If you’ve been to Formaggio Kitchen, you’ve seen our cheese wall, our daily, constantly-evolving display of the many cheeses that we sell. What you don’t get to see is how cheese is made, the hard work that goes into producing each wheel, and the time and care involved in ripening each cheese to perfection.
How Cheese Is Made
Cheese is essentially the controlled spoilage and storage of milk. Many of the steps involved in cheese making can be accomplished in any number of ways and, in fact, some may be entirely optional depending upon the ultimate cheese being made. However, here are some of the typical basic steps used in cheesemaking:
- Collect the milk
- Heat the milk for pasteurization or thermizing or for encouraging a specific reaction of coagulation or flavor development.
- Acidify the milk to initiate the separation of curds and whey (this can be allowed to happen naturally or it can be encouraged by adding citric acid or a “starter culture”)
- Encourage coagulation of the milk by adding rennet (in any of its forms) to produce distinct curds (the coagulated solids) and whey (the separated liquid)
- Drain the curd (save the whey if you want to use it to make ricotta, feed your pigs or fertilize your garden).
- Form the cheese
- Age the cheese
The cheesemaker makes many choices along the way such as the species and breed of animal (from the familiar cows, goats and sheep to the less common water buffalo to the surprising camel, yak and mare), type of feed, milking cycle, pasteurization (or not), type of acidifying culture, type of rennet, method of draining, heating and pressing (or not), aging environment and ripening treatment all contribute to the final cheese that will be produced. With all of these variables it is easy to see how the term artisan is so easily applied to a process that requires a great deal of artistry.
A Visit to the Cheese House
Our mongers frequently travel to visit with local cheesemakers such as Jasper Hill Farm in Greensboro, Vermont. The farm not only makes its own cheeses such as Bayley Hazen Blue but also ages many cheeses on behalf of other New England cheesemakers inside its network of seven large caves such as the well-loved Cabot Clothbound Cheddar.

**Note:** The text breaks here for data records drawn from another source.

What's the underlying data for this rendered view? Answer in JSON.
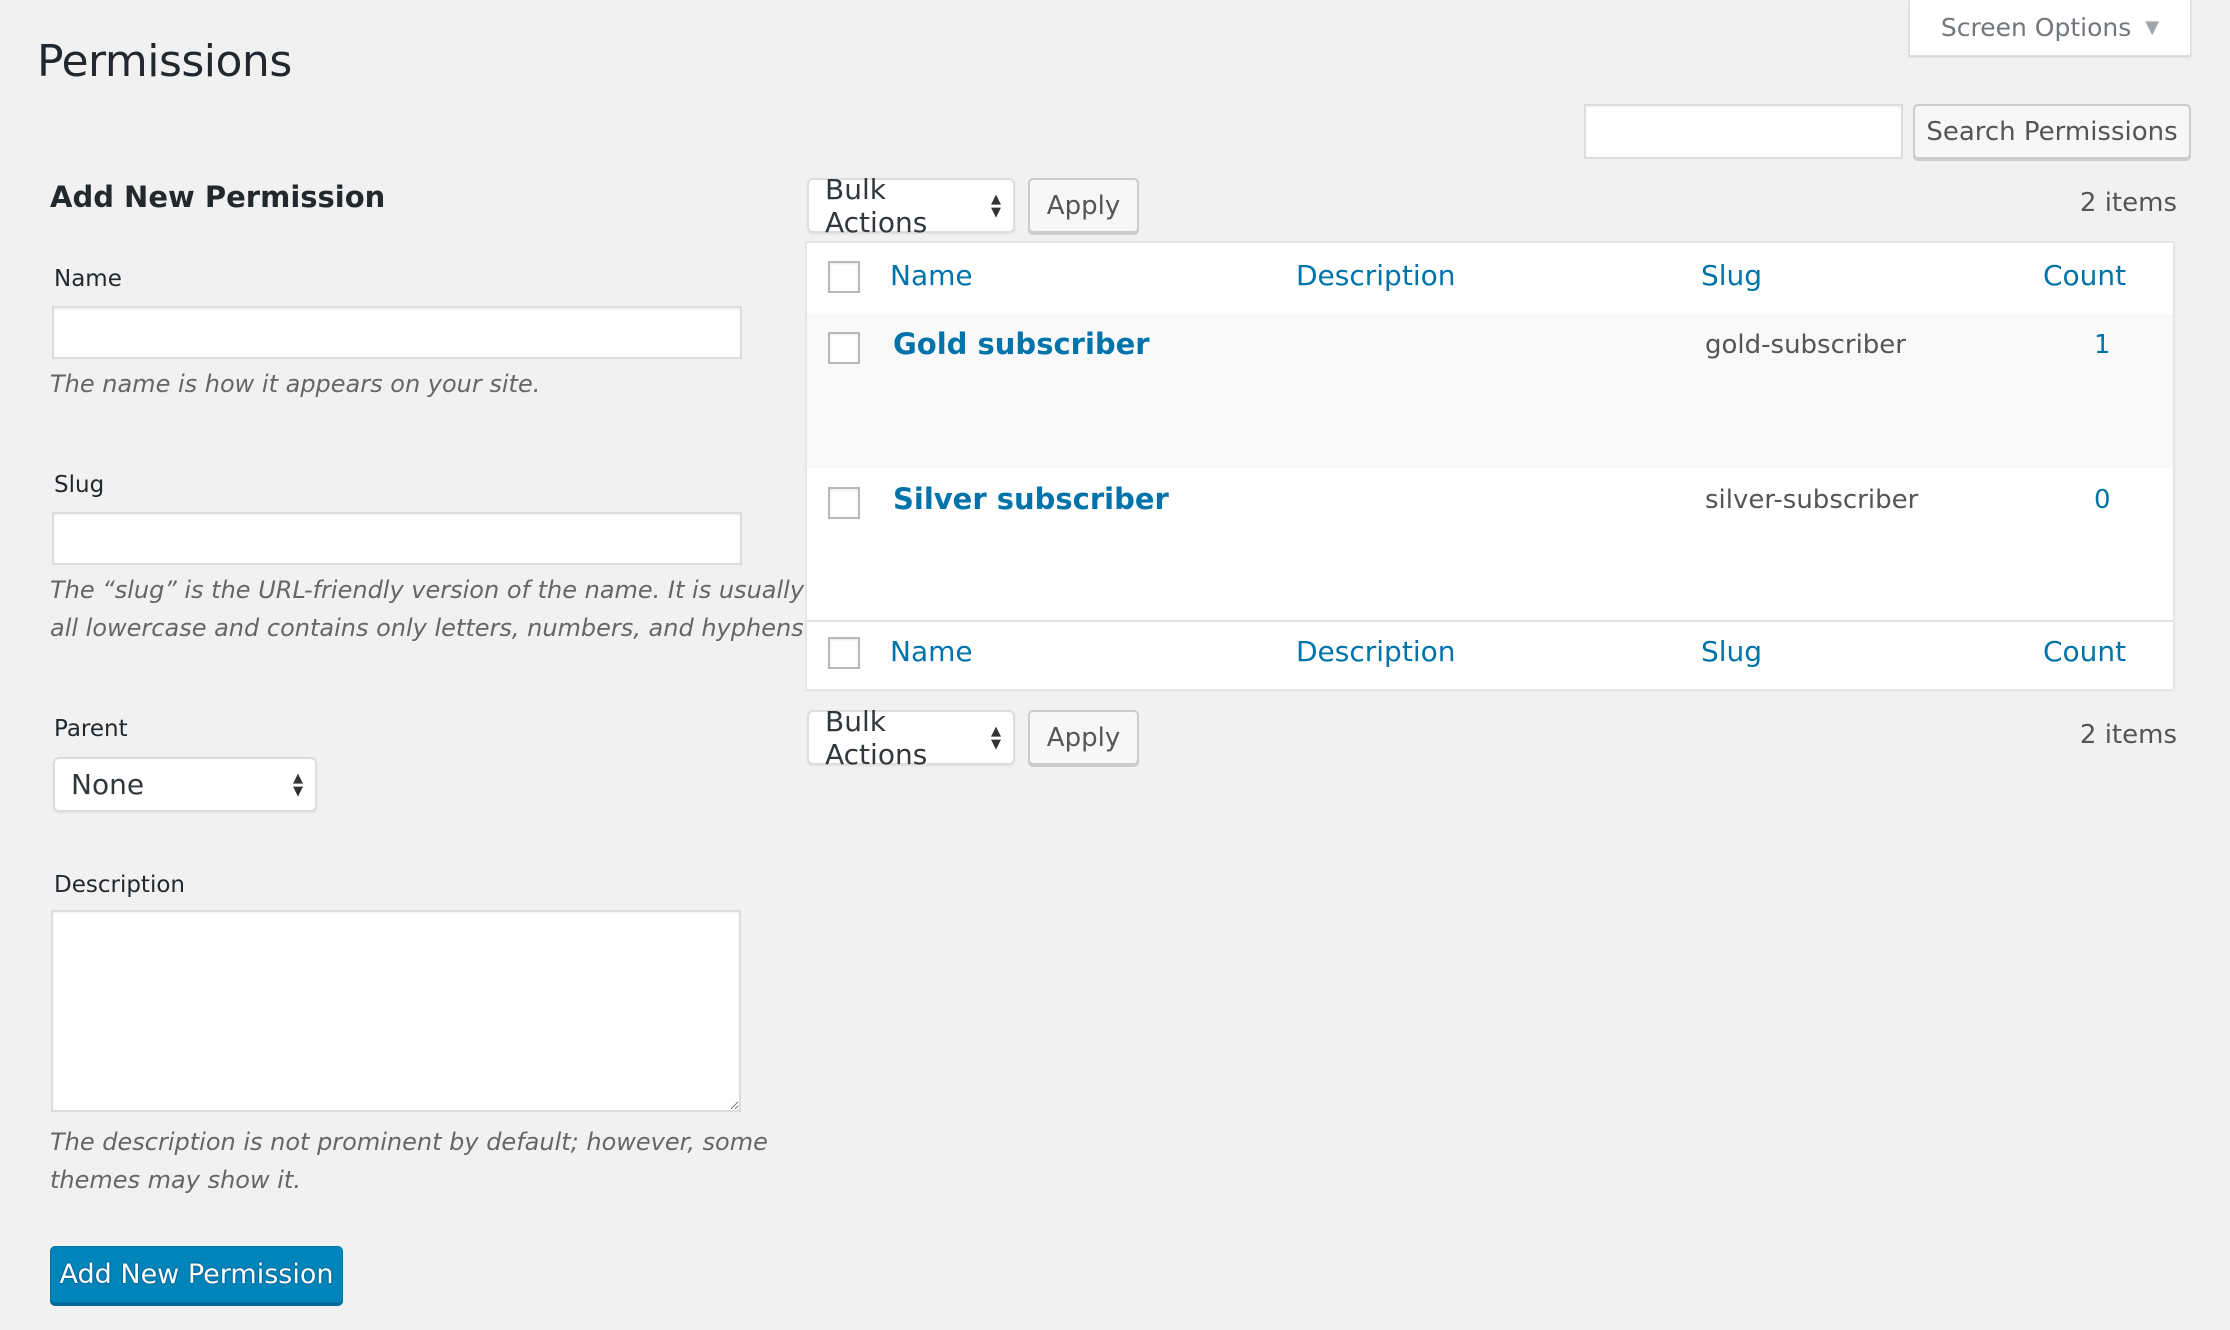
{
  "page": {
    "title": "Permissions",
    "screen_options_label": "Screen Options",
    "screen_options_icon": "triangle-down-icon"
  },
  "search": {
    "value": "",
    "placeholder": "",
    "button_label": "Search Permissions"
  },
  "form": {
    "heading": "Add New Permission",
    "name": {
      "label": "Name",
      "value": "",
      "help": "The name is how it appears on your site."
    },
    "slug": {
      "label": "Slug",
      "value": "",
      "help_line1": "The “slug” is the URL-friendly version of the name. It is usually",
      "help_line2": "all lowercase and contains only letters, numbers, and hyphens."
    },
    "parent": {
      "label": "Parent",
      "selected": "None"
    },
    "description": {
      "label": "Description",
      "value": "",
      "help_line1": "The description is not prominent by default; however, some",
      "help_line2": "themes may show it."
    },
    "submit_label": "Add New Permission"
  },
  "tablenav_top": {
    "bulk_actions": "Bulk Actions",
    "apply_label": "Apply",
    "items_count": "2 items"
  },
  "tablenav_bottom": {
    "bulk_actions": "Bulk Actions",
    "apply_label": "Apply",
    "items_count": "2 items"
  },
  "table": {
    "columns": [
      "Name",
      "Description",
      "Slug",
      "Count"
    ],
    "rows": [
      {
        "name": "Gold subscriber",
        "description": "",
        "slug": "gold-subscriber",
        "count": "1"
      },
      {
        "name": "Silver subscriber",
        "description": "",
        "slug": "silver-subscriber",
        "count": "0"
      }
    ]
  },
  "colors": {
    "link": "#0073aa",
    "primary_button": "#0085ba",
    "background": "#f1f1f1"
  }
}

Jasper Hill keeps a herd of about 40 Ayrshire cows, which are milked twice a day for cheese making. The sweet milk is piped directly into the farm’s cheese house, where it is mixed with a selection of cultures that cause the milk to acidify. At Formaggio Kitchen, we liken cheese making to “controlled spoilage” of milk –- we’ve all left milk too long in the fridge and know how sour it can get. Cheese making also depends on milk becoming acidic, but in specific, controlled ways.
As the milk acidifies, the cheese makers usually add a substance called rennet, an enzyme that causes the proteins in the milk to coagulate, or form curd. This curd, which at first resembles yogurt, is the basis for the finished cheese.
For softer cheeses that have a lot of moisture, the curds are carefully ladled into their molds to prevent too much whey from being released. The more the curds are cooked, pressed or cut, the more whey will be expelled and the drier and harder the final cheese will be.
Once this infant cheese has had time to set in its form, it is turned out and either prepared for sale, in the case of fresh cheese, or started on its aging process.
The aging process frequently involves a bath in brine or a salting of the exterior to remove moisture from the exterior of the cheese so the rind can start to form. Salting or brining also adds flavor to the cheese. As the cheese ages, a series of molds grow and die on the exterior of the cheese. These molds are what become the rind. White fluffy molds, wrinkly khaki molds, grey earthy molds or pinkish-peach molds are just some of the molds that will grow to form the rind.
An experienced cheese maker knows how long to age each wheel, but along the way, they taste the cheese by inserting a trier to take what looks like a mini core sample of the cheese. A quick squeeze of the cheese, a smell and a taste is all that is needed to know whether the cheese is ready or needs more time.
An aging process can take as little as a few days to a few years and over time moisture is lost and flavors concentrate. The appropriate age of a wheel of cheese is a matter both of personal preference and of tradition. Some cheeses with government stipulated conditions of production have defined windows for aging while others without and controls are aged according to the producers preferences.
All in all, the process can take as little as fifteen minutes as is the case with a simple ricotta recipe or as many as four years for some very aged versions of Parmigiano-Reggiano.